Within the Asian countries of Mongolia, and China. In the Chinese provinces of Hebei, Heilongjiang, Jilin, Liaoning, Nei Mongol Xinjiang, and Qinghai.

===Habitat===
It is found growing on dry, rocky slopes, on gravelly slopes, on sandy grasslands and dunes.

==Conservation==
It has suffered from habitat loss, due to direct and indirect effects from environmental damage. Especially near settlements.

==Uses==
In Mongolia, 14 species of iris are found. They have been used in traditional herbal medicines to treat Cancer, inflammations and bacterial infections. In September 2008, the rhizomes of Iris ventricosa were collected for a study of its biologically active substances. Various flavones and isoflavones, some peltogynoids (irisoid a, b, c, d and e), saponins, coumarins and benzoquinones were found.

In 2013, a study was carried out on the various species of iris growing in east Transbaikalia region of Russia. Five species were found: Iris ivanovae, Iris laevigata, Iris sanguinea, Iris tenuifolia and Iris ventricosa. All are listed as 'endangered' in the Red Book of Chita Oblast and Agin-Buryat Autonomous Okrug of 2002. The species were all found in steppe habitats, and are more resistant to drought and low winter temperatures.

==Cultivation==
Iris ventricosa is not common in cultivation in the UK. It is not common also in Russia. It is also rare in the US.

It prefers alkaline, sandy and well drained soils.

It also prefers positions in full sun.

It needs to be kept dry during winter, needing the protection of a bulb frame. It only needs water during the growing season.

It does not like being disturbed or being transplanted. It can be re-produced by seed.

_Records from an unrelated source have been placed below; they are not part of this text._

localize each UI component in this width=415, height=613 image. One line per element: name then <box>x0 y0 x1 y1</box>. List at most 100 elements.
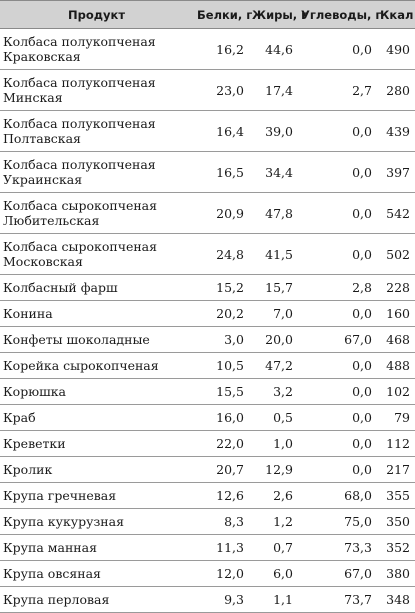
cell-carbs: 0,0 <box>297 430 376 457</box>
cell-carbs: 0,0 <box>297 110 376 152</box>
cell-carbs: 0,0 <box>297 233 376 275</box>
table-header: Продукт Белки, г Жиры, г Углеводы, г Кка… <box>0 0 415 29</box>
cell-fat: 47,8 <box>248 192 297 234</box>
table-row: Конина 20,2 7,0 0,0 160 <box>0 300 415 327</box>
table-row: Крупа кукурузная 8,3 1,2 75,0 350 <box>0 508 415 535</box>
cell-fat: 2,6 <box>248 482 297 509</box>
cell-fat: 47,2 <box>248 352 297 379</box>
cell-kcal: 488 <box>376 352 415 379</box>
cell-fat: 15,7 <box>248 274 297 301</box>
header-fat: Жиры, г <box>248 0 307 29</box>
cell-fat: 39,0 <box>248 110 297 152</box>
table-row: Крупа перловая 9,3 1,1 73,7 348 <box>0 586 415 613</box>
cell-protein: 23,0 <box>193 69 248 111</box>
cell-protein: 16,0 <box>193 404 248 431</box>
cell-kcal: 542 <box>376 192 415 234</box>
cell-carbs: 0,0 <box>297 300 376 327</box>
cell-kcal: 280 <box>376 69 415 111</box>
cell-product: Конина <box>0 300 193 327</box>
cell-protein: 16,2 <box>193 28 248 70</box>
cell-kcal: 439 <box>376 110 415 152</box>
cell-fat: 44,6 <box>248 28 297 70</box>
cell-protein: 3,0 <box>193 326 248 353</box>
cell-carbs: 0,0 <box>297 456 376 483</box>
table-row: Колбаса полукопченая Украинская 16,5 34,… <box>0 151 415 193</box>
table-row: Крупа овсяная 12,0 6,0 67,0 380 <box>0 560 415 587</box>
table-row: Краб 16,0 0,5 0,0 79 <box>0 404 415 431</box>
cell-protein: 12,6 <box>193 482 248 509</box>
cell-carbs: 75,0 <box>297 508 376 535</box>
cell-carbs: 0,0 <box>297 404 376 431</box>
cell-fat: 6,0 <box>248 560 297 587</box>
table-row: Кролик 20,7 12,9 0,0 217 <box>0 456 415 483</box>
cell-kcal: 102 <box>376 378 415 405</box>
cell-product: Крупа гречневая <box>0 482 193 509</box>
cell-protein: 15,2 <box>193 274 248 301</box>
table-body: Колбаса полукопченая Краковская 16,2 44,… <box>0 28 415 613</box>
cell-carbs: 67,0 <box>297 326 376 353</box>
cell-product: Корейка сырокопченая <box>0 352 193 379</box>
cell-carbs: 73,7 <box>297 586 376 613</box>
cell-protein: 10,5 <box>193 352 248 379</box>
table-row: Крупа гречневая 12,6 2,6 68,0 355 <box>0 482 415 509</box>
cell-kcal: 228 <box>376 274 415 301</box>
cell-carbs: 0,0 <box>297 352 376 379</box>
cell-product: Кролик <box>0 456 193 483</box>
cell-product: Колбасный фарш <box>0 274 193 301</box>
cell-product: Конфеты шоколадные <box>0 326 193 353</box>
cell-product: Крупа манная <box>0 534 193 561</box>
header-protein: Белки, г <box>193 0 252 29</box>
cell-fat: 41,5 <box>248 233 297 275</box>
cell-kcal: 380 <box>376 560 415 587</box>
cell-protein: 11,3 <box>193 534 248 561</box>
cell-carbs: 0,0 <box>297 28 376 70</box>
cell-product: Крупа перловая <box>0 586 193 613</box>
cell-fat: 3,2 <box>248 378 297 405</box>
cell-carbs: 2,7 <box>297 69 376 111</box>
header-kcal: Ккал <box>376 0 415 29</box>
cell-kcal: 397 <box>376 151 415 193</box>
cell-fat: 12,9 <box>248 456 297 483</box>
cell-fat: 1,1 <box>248 586 297 613</box>
cell-kcal: 350 <box>376 508 415 535</box>
header-product: Продукт <box>0 0 193 29</box>
cell-protein: 20,2 <box>193 300 248 327</box>
cell-product: Колбаса полукопченая Минская <box>0 69 193 111</box>
cell-protein: 22,0 <box>193 430 248 457</box>
cell-kcal: 79 <box>376 404 415 431</box>
table-row: Корюшка 15,5 3,2 0,0 102 <box>0 378 415 405</box>
cell-carbs: 73,3 <box>297 534 376 561</box>
cell-protein: 16,4 <box>193 110 248 152</box>
cell-kcal: 352 <box>376 534 415 561</box>
cell-protein: 16,5 <box>193 151 248 193</box>
cell-kcal: 217 <box>376 456 415 483</box>
cell-product: Колбаса полукопченая Полтавская <box>0 110 193 152</box>
table-row: Колбаса полукопченая Краковская 16,2 44,… <box>0 28 415 70</box>
header-row: Продукт Белки, г Жиры, г Углеводы, г Кка… <box>0 0 415 29</box>
cell-product: Крупа овсяная <box>0 560 193 587</box>
table-row: Креветки 22,0 1,0 0,0 112 <box>0 430 415 457</box>
cell-protein: 24,8 <box>193 233 248 275</box>
cell-kcal: 348 <box>376 586 415 613</box>
table-row: Колбаса полукопченая Минская 23,0 17,4 2… <box>0 69 415 111</box>
cell-carbs: 0,0 <box>297 151 376 193</box>
cell-kcal: 490 <box>376 28 415 70</box>
cell-product: Колбаса сырокопченая Любительская <box>0 192 193 234</box>
cell-kcal: 160 <box>376 300 415 327</box>
table-row: Крупа манная 11,3 0,7 73,3 352 <box>0 534 415 561</box>
cell-carbs: 67,0 <box>297 560 376 587</box>
cell-fat: 0,5 <box>248 404 297 431</box>
cell-fat: 17,4 <box>248 69 297 111</box>
table-row: Конфеты шоколадные 3,0 20,0 67,0 468 <box>0 326 415 353</box>
table-row: Корейка сырокопченая 10,5 47,2 0,0 488 <box>0 352 415 379</box>
cell-fat: 1,0 <box>248 430 297 457</box>
cell-protein: 12,0 <box>193 560 248 587</box>
cell-protein: 8,3 <box>193 508 248 535</box>
cell-product: Колбаса полукопченая Украинская <box>0 151 193 193</box>
cell-product: Крупа кукурузная <box>0 508 193 535</box>
cell-fat: 34,4 <box>248 151 297 193</box>
cell-kcal: 112 <box>376 430 415 457</box>
cell-product: Краб <box>0 404 193 431</box>
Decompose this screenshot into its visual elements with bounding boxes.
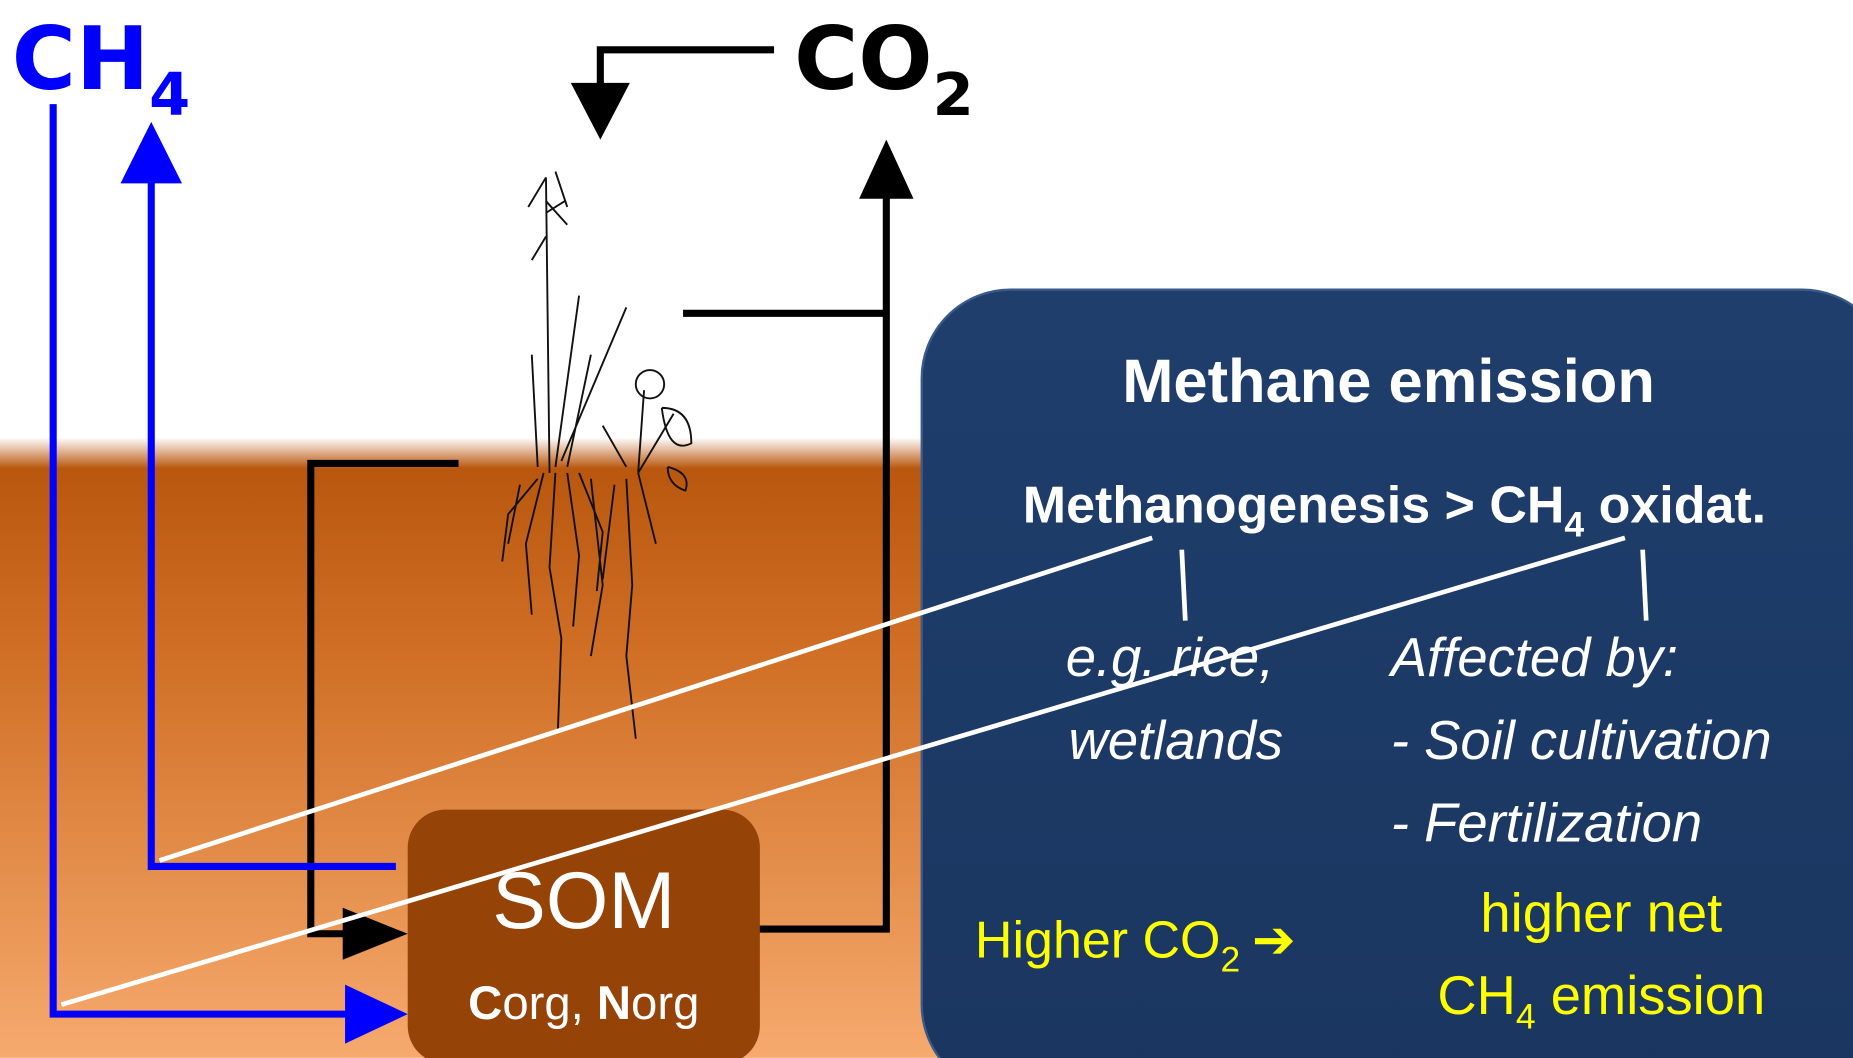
arrowhead — [342, 907, 408, 960]
box-title: Methane emission — [1122, 347, 1655, 416]
arrowhead — [345, 984, 408, 1044]
left-text: e.g. rice, — [1066, 627, 1274, 688]
methane-box — [920, 288, 1853, 1058]
box-ticks — [1179, 549, 1649, 621]
right-text: - Soil cultivation — [1391, 710, 1772, 771]
left-text: wetlands — [1069, 710, 1284, 771]
co2-label: CO2 — [794, 8, 974, 129]
arrowhead — [120, 121, 182, 184]
som-box — [407, 809, 760, 1058]
box-line: Methanogenesis > CH4 oxidat. — [1023, 477, 1766, 545]
right-text: - Fertilization — [1391, 793, 1702, 854]
arrowhead — [859, 139, 914, 199]
higher-co2: Higher CO2 ➔ — [975, 911, 1296, 979]
result: CH4 emission — [1437, 965, 1765, 1036]
connector-lines — [60, 535, 1626, 1007]
plant — [501, 171, 693, 739]
som-sub: Corg, Norg — [468, 977, 699, 1030]
arrowhead — [570, 82, 630, 140]
result: higher net — [1480, 882, 1722, 943]
som-title: SOM — [492, 856, 675, 946]
right-text: Affected by: — [1388, 627, 1678, 688]
ch4-label: CH4 — [12, 8, 190, 129]
ch4-paths — [49, 104, 396, 1018]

It may be suitable to be cultivated in a dry rock garden. It can be grown in very deep pots, as long as the watering is controlled.

It has been cultivated in Moscow, Chita and Vladivostok, since 1786. It was also grown in the Moscow's Botanical Gardens (the Neskuchny Gardens). It was tried by various gardeners and horticulturists in Moscow and Chita, but all attempts failed. It only survived and grows in Vladivostok, Moscow (MGU Botanic Garden) and the Botanical Garden of Chita.

A specimen exists in the Linnean Society of London Herbarium, which was collected by P.S. Pallas.

==Hybrids and cultivars==
It has not been used in any iris breeding trials.